It was a freakishly warm, sunny day in a stretch of otherwise freezing ones, so I grabbed the opportunity to tidy up the garden of those naughty autumn leaves. We’ll gloss over the fact that they’ve been there over two and a half months. As I was going about shifting huge swathes of what can only be described as mulch in the general direction of the compost heap, a muffled meaow caught my attention.
That can only mean one thing: Osem had his mouth full.
I was right. He trotted past, a pair of wings furiously flapping around his whiskers and he was clearly very excited about putting this particular plaything down and batting it around a bit, before crunching into his fresh birdie breakfast. The thing about Osem is that indoors he’s the biggest softie, the closest thing to a teddy bear you could get; all purrs, rubs and kisses, never EVER having bitten or scratched us in all of his seven little years. Get him out in the open however, and he becomes an arch assassin, maiming and torturing rats, mice, shrews and birds for pure pleasure.
Not on my watch, buster. This time the bird’s got an ally.

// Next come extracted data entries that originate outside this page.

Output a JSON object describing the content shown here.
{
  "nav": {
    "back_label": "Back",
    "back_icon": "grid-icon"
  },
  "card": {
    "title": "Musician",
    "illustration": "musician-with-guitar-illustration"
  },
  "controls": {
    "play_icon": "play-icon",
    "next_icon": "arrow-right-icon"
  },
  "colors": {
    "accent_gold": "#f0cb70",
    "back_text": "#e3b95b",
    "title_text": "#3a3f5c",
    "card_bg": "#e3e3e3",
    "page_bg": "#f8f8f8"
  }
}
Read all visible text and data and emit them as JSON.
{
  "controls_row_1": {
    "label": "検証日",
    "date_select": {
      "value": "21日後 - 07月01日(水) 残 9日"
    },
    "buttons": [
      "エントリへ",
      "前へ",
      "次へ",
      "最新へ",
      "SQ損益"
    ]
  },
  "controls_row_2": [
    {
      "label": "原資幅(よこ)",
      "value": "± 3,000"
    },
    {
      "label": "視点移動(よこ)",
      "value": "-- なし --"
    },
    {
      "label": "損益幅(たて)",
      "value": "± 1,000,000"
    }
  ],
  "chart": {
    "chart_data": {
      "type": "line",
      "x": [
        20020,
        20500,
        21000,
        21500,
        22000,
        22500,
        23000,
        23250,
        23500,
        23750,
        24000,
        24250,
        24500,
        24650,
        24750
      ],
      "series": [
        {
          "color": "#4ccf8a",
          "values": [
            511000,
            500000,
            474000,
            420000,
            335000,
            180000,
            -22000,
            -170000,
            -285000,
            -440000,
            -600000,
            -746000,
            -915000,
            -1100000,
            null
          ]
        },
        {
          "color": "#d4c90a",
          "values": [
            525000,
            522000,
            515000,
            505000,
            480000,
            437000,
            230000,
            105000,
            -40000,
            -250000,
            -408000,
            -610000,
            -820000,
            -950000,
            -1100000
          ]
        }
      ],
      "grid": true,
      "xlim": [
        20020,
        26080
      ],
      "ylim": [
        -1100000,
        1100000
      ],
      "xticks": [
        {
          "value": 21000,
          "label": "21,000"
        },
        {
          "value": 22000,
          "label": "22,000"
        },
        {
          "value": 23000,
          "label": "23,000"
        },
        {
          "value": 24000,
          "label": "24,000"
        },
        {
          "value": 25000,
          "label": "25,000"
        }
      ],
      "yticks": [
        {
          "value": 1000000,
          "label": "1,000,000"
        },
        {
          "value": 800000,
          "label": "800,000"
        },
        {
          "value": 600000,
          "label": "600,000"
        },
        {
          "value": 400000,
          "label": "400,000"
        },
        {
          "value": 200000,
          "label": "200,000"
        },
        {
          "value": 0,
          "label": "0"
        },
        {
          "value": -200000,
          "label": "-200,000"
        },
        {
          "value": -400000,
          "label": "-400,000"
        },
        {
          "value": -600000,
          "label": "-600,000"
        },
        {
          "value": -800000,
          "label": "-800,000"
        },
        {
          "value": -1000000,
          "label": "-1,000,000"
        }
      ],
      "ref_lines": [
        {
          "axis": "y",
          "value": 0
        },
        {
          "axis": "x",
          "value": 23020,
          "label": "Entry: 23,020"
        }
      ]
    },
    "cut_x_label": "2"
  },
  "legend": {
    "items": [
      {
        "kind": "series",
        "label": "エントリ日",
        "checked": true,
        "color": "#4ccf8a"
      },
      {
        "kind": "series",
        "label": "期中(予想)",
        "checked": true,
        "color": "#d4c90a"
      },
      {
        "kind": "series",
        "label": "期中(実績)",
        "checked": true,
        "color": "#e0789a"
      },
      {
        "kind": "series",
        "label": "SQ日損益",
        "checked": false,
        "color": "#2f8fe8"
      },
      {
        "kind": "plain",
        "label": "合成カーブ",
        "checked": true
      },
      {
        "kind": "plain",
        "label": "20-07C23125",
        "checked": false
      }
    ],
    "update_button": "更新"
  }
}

Actually I did think that I might have been too late. Osem had already deposited said bird on the gravel; I growled at him to leave the area, and he reluctantly skulked off*. The bird was extremely still. On closer inspection, it was breathing. Hyperventilating, actually. Not really surprising I suppose, bearing in mind its view not five minutes previously had been of very sharp teeth and …a terrifying abyss from which it hadn’t expected to return.
So I left it where it was, whilst keeping an eye on Osem who was trying ever more elaborate ways to return to his quarry, and finish off the job in hand (paw). About 15 minutes later I popped back to see whether he’d just given up and popped his little avian clogs, but I was surprised to see him exactly where he was! Making (what I considered to be) soothing noises I scooped him up to see whether he had sustained any injuries during his ordeal. He was still too scared to move except to steady himself on my fingers, holding on for dear life. No damage, just a couple of dislodged feathers – phew!
Time to get out of Osem’s sightline, I thought. So I gently lowered him onto a thorny branch behind the fence. He seemed hesitant to remove himself from my fingers, but we got him there and he remained upright. With a final stroke on his tiny little head and a nod to nature giving thanks for his second chance, I left him to it.
Osem was busy on the roof of the shed, having a go at something else, and when I looked back, my little winged friend was gone (no, he hadn’t fallen off the branch, I checked). My day was a little warmer as a result!